Demo menolak Omnibus Law UU Cipta Kerja berimbas kepada terbakarnya fasilitas publik di Jakarta, termasuk halte Bundaran HI. Netizen mengingatkan ada kebakaran lebih besar, kebakaran hutan.
Halte TransJakarta Bundaran HI rusak parah. Beberapa bagian atap hilang, dinding-dinding copot. Sisa-sisa kebakaran seperti arang plastik dan potongan besi pagar halte berserakan di sekitar lokasi. Ada beberapa sapu dan kaleng cat ditumpuk di satu titik.
Kini, pintu masuk atau akses dari Halte TransJ menuju MRT Bundaran HI ditutupi pagar besi. Tidak tampak ada Bus TransJ yang melintas di koridor ini.
SCROLL TO CONTINUE WITH CONTENT
Halte TransJakatrta itu cukup spesial karena merupakan halte percontohan moda transportasi yang terintegrasi di DKI Jakarta.
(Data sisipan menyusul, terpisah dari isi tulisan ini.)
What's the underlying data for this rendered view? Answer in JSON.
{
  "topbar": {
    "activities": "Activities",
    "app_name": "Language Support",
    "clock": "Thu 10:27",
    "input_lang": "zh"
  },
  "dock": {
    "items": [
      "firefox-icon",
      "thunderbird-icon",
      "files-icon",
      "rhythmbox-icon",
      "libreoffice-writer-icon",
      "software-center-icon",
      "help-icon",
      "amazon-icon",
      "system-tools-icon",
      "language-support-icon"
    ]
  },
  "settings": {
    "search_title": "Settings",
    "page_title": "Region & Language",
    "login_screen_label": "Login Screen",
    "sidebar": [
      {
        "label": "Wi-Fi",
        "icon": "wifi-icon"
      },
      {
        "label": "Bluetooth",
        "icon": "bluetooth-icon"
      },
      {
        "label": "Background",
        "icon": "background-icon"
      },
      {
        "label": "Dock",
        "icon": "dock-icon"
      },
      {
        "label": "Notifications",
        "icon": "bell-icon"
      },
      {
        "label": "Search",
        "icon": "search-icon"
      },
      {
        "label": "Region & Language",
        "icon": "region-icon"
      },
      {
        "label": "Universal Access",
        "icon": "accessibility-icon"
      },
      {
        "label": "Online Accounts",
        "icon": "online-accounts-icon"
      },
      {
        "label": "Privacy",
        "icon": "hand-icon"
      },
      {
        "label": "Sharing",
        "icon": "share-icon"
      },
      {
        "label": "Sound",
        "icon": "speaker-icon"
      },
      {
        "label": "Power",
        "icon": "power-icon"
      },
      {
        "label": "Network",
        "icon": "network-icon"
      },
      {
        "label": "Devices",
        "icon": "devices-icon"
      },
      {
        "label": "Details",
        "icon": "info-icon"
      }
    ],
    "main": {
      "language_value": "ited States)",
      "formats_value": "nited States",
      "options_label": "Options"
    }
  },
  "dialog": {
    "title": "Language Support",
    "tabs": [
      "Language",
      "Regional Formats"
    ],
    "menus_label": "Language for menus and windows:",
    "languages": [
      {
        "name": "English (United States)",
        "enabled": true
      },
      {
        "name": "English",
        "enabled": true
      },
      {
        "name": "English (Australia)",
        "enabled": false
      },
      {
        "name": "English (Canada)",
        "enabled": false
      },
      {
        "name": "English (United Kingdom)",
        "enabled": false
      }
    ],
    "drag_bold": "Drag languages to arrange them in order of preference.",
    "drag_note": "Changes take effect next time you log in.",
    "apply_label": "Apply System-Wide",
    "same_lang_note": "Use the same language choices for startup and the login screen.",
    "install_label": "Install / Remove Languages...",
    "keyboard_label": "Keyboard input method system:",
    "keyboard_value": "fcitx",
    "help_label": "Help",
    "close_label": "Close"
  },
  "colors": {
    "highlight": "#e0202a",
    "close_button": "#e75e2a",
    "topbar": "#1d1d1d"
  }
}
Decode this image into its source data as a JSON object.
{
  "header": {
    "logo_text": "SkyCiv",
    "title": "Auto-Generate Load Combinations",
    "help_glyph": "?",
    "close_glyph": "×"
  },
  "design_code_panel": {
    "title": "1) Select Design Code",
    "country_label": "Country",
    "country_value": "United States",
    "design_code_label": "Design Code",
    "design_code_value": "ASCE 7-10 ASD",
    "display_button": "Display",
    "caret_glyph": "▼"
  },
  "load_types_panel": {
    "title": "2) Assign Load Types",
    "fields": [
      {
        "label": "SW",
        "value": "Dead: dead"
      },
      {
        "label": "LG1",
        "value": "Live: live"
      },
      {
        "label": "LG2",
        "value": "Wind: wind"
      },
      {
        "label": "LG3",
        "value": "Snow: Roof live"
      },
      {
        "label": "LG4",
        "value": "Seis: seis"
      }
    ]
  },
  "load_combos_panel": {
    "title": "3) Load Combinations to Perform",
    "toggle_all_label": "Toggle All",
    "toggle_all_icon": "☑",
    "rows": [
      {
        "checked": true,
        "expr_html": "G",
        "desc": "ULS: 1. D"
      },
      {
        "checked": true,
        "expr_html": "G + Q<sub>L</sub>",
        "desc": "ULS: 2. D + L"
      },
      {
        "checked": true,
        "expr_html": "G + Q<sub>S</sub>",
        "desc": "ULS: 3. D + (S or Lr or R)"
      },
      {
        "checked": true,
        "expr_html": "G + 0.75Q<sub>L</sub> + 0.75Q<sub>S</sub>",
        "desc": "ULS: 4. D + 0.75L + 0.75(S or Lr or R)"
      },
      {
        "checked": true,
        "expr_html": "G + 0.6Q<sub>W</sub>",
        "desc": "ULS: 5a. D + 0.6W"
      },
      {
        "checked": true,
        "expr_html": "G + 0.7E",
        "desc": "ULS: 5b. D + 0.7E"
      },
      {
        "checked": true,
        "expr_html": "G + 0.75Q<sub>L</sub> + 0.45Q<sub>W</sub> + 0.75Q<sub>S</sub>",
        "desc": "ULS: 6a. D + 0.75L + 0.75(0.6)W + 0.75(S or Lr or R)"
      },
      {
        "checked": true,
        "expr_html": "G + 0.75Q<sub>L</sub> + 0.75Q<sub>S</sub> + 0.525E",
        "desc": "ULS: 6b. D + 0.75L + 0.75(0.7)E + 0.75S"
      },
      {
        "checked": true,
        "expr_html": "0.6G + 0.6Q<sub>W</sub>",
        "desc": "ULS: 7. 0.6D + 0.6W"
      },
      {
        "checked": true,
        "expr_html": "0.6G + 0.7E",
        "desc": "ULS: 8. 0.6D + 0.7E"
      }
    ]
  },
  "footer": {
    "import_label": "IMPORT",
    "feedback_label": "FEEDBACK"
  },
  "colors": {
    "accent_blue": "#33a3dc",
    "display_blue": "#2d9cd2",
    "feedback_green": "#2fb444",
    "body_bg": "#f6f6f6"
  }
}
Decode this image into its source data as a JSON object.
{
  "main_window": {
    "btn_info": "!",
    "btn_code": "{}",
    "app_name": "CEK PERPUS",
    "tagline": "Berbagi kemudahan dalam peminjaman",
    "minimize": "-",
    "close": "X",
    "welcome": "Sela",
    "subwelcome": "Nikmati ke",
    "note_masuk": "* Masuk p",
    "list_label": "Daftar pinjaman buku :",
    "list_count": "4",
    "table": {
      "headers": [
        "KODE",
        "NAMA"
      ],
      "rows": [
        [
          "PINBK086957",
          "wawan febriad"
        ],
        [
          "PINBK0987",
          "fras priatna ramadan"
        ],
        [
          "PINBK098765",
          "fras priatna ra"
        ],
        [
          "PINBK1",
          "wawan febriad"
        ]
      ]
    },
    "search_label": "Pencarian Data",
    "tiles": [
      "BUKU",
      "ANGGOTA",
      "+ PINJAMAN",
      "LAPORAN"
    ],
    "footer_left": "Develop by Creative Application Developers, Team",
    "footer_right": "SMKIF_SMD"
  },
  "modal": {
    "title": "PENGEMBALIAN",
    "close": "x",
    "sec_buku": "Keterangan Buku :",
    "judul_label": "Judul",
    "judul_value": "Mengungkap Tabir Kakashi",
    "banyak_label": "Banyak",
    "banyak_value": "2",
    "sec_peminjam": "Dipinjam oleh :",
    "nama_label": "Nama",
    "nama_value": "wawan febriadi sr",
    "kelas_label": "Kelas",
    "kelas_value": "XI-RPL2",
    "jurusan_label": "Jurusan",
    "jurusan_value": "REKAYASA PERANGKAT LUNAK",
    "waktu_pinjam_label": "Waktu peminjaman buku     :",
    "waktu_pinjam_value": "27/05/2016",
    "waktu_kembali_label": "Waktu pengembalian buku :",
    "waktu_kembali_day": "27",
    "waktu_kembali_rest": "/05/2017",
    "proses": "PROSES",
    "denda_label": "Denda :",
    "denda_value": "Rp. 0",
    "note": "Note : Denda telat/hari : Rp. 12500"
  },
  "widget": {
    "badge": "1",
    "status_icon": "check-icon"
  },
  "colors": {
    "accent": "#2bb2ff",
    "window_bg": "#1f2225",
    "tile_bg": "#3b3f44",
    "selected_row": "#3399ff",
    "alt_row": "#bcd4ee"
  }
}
Di halte ini, traveler dari TransJakarta bisa mengakses MRT tanpa perlu menyeberangi jalan menuju halte.
Netizen pun gaduh membicarakan halte HI TransJakarta itu. Sebagian menyayangkan halte Bundaran HI, yang juga kerap dijadikan spot foto oleh traveler itu, dan halte Transjakarta lain terbakar.
Tapi, warganet lainnya mengingatkan halte TransJakarta yang dibakar itu tak seberapa dibandingkan kebakaran hutan yang disengaja untuk keperluan pengusaha.
@kingrands*** : Halte dibakar aja marah, hutan dibakar malah ramah.
@arman_dh*** : Pembakar amatir merusak halte untuk protes. Pembakar profesional membakar hutan untuk sawit.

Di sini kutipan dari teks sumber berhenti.